El sector lácteo gallego estalla ante la presión de costes y la entrada de leche barata del extranjero

La tensión vuelve a crecer en el sector lácteo gallego. Esta semana, organizaciones agrarias han alzado la voz ante una situación que califican de “insostenible”: costes de producción disparados y precios en origen a la baja, en un contexto marcado por la llegada de leche importada a precios muy inferiores.
Desde Uniones Agrarias, su secretario general, Roberto García, ha advertido de la “preocupación real” que vive el campo gallego. Según explica, está entrando leche procedente de países como Francia o Portugal a unos 20 céntimos por litro, muy por debajo de lo que se paga en esos mismos países. “No tiene sentido que con dinero de los españoles se promocione leche de fuera mientras nuestros ganaderos no cubren costes”, critica.
El problema no se queda ahí. En paralelo, algunas industrias ya han comenzado a ofrecer nuevos contratos a la baja. Las primeras propuestas, según el sector, contemplan recortes de hasta ocho céntimos por litro, situando el precio base en torno a los 38 céntimos. Todo ello mientras producir leche es cada vez más caro: energía, fertilizantes, electricidad o envases han incrementado los costes en unos cuatro céntimos por litro en las últimas semanas.
Este escenario encaja con la denuncia más amplia lanzada por la organización agraria UPA, que habla abiertamente de “especulación masiva y descontrolada” en el campo español. Señalan especialmente al encarecimiento del gasóleo agrícola, que ha subido entre 35 y 40 céntimos, muy por encima del combustible de uso general. “La única explicación es la especulación”, sostienen.
En este contexto, el sector lácteo se ha convertido en uno de los ejemplos más claros de desequilibrio dentro de la cadena alimentaria: mientras los costes suben con fuerza, los precios que reciben los ganaderos bajan.
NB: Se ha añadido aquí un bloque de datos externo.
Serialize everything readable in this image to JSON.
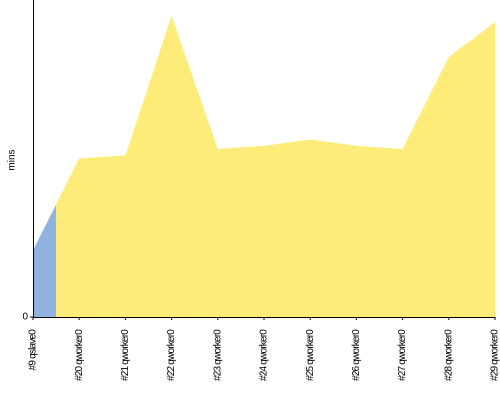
{
  "chart_data": {
    "type": "area",
    "y_label": "mins",
    "categories": [
      "#9 qslave0",
      "#20 qworker0",
      "#21 qworker0",
      "#22 qworker0",
      "#23 qworker0",
      "#24 qworker0",
      "#25 qworker0",
      "#26 qworker0",
      "#27 qworker0",
      "#28 qworker0",
      "#29 qworker0"
    ],
    "series": [
      {
        "values": [
          2.1,
          5.0,
          5.1,
          9.5,
          5.3,
          5.4,
          5.6,
          5.4,
          5.3,
          8.2,
          9.3
        ],
        "colors": [
          "#8fb3de",
          "#fdec78",
          "#fdec78",
          "#fdec78",
          "#fdec78",
          "#fdec78",
          "#fdec78",
          "#fdec78",
          "#fdec78",
          "#fdec78",
          "#fdec78"
        ]
      }
    ],
    "ylim": [
      0,
      10
    ],
    "yticks": [
      0
    ],
    "grid": false
  }
}
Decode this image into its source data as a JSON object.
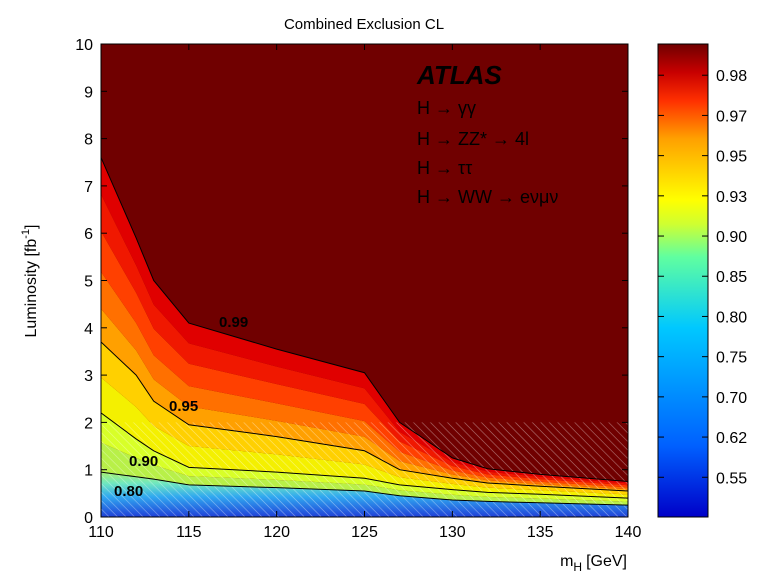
{
  "chart_data": {
    "type": "heatmap",
    "title": "Combined Exclusion CL",
    "xlabel": "m",
    "xlabel_sub": "H",
    "xlabel_unit": "[GeV]",
    "ylabel": "Luminosity [fb",
    "ylabel_sup": "-1",
    "ylabel_close": "]",
    "xlim": [
      110,
      140
    ],
    "ylim": [
      0,
      10
    ],
    "x_ticks": [
      "110",
      "115",
      "120",
      "125",
      "130",
      "135",
      "140"
    ],
    "y_ticks": [
      "0",
      "1",
      "2",
      "3",
      "4",
      "5",
      "6",
      "7",
      "8",
      "9",
      "10"
    ],
    "colorbar": {
      "range": [
        0.5,
        1.0
      ],
      "tick_values": [
        0.55,
        0.62,
        0.7,
        0.75,
        0.8,
        0.85,
        0.9,
        0.93,
        0.95,
        0.97,
        0.98
      ],
      "tick_labels": [
        "0.55",
        "0.62",
        "0.70",
        "0.75",
        "0.80",
        "0.85",
        "0.90",
        "0.93",
        "0.95",
        "0.97",
        "0.98"
      ]
    },
    "mass_points": [
      110,
      112,
      113,
      115,
      120,
      125,
      127,
      130,
      132,
      135,
      140
    ],
    "contours": [
      {
        "level": "0.80",
        "label": "0.80",
        "lumi": [
          0.95,
          0.85,
          0.8,
          0.68,
          0.62,
          0.55,
          0.45,
          0.36,
          0.33,
          0.3,
          0.25
        ]
      },
      {
        "level": "0.90",
        "label": "0.90",
        "lumi": [
          2.2,
          1.65,
          1.4,
          1.05,
          0.95,
          0.82,
          0.68,
          0.58,
          0.52,
          0.48,
          0.4
        ]
      },
      {
        "level": "0.95",
        "label": "0.95",
        "lumi": [
          3.7,
          3.0,
          2.45,
          1.95,
          1.7,
          1.4,
          1.0,
          0.82,
          0.72,
          0.65,
          0.55
        ]
      },
      {
        "level": "0.99",
        "label": "0.99",
        "lumi": [
          7.6,
          5.9,
          5.0,
          4.1,
          3.55,
          3.05,
          2.0,
          1.25,
          1.02,
          0.9,
          0.75
        ]
      }
    ],
    "hatched_region_below_lumi": 2.0,
    "channels": [
      "H → γγ",
      "H → ZZ* → 4l",
      "H → ττ",
      "H → WW → eνμν"
    ],
    "experiment": "ATLAS"
  },
  "colors": {
    "saturated": "#700000",
    "stops": [
      "#0000c8",
      "#0060ff",
      "#00c8ff",
      "#60ffa0",
      "#d0ff30",
      "#ffff00",
      "#ffa000",
      "#ff3000",
      "#c80000",
      "#700000"
    ]
  }
}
Una situación que, denuncian, vulnera el espíritu de la Ley de la Cadena Alimentaria, que prohíbe vender por debajo de costes.
Ante la creciente presión, la Xunta de Galicia ha movido ficha. La consejera de Medio Rural, María José Gómez, ha anunciado un plan “exhaustivo” de inspecciones que comenzará de inmediato. El objetivo será doble: revisar los contratos lácteos para evitar prácticas abusivas y controlar el etiquetado, garantizando que la leche identificada como gallega (especialmente la que luce el sello ‘Galega 100 %’) proceda realmente de explotaciones de la comunidad.
Mientras tanto, los ganaderos esperan medidas concretas que frenen una crisis que, lejos de remitir, amenaza con intensificarse en plena campaña de primavera.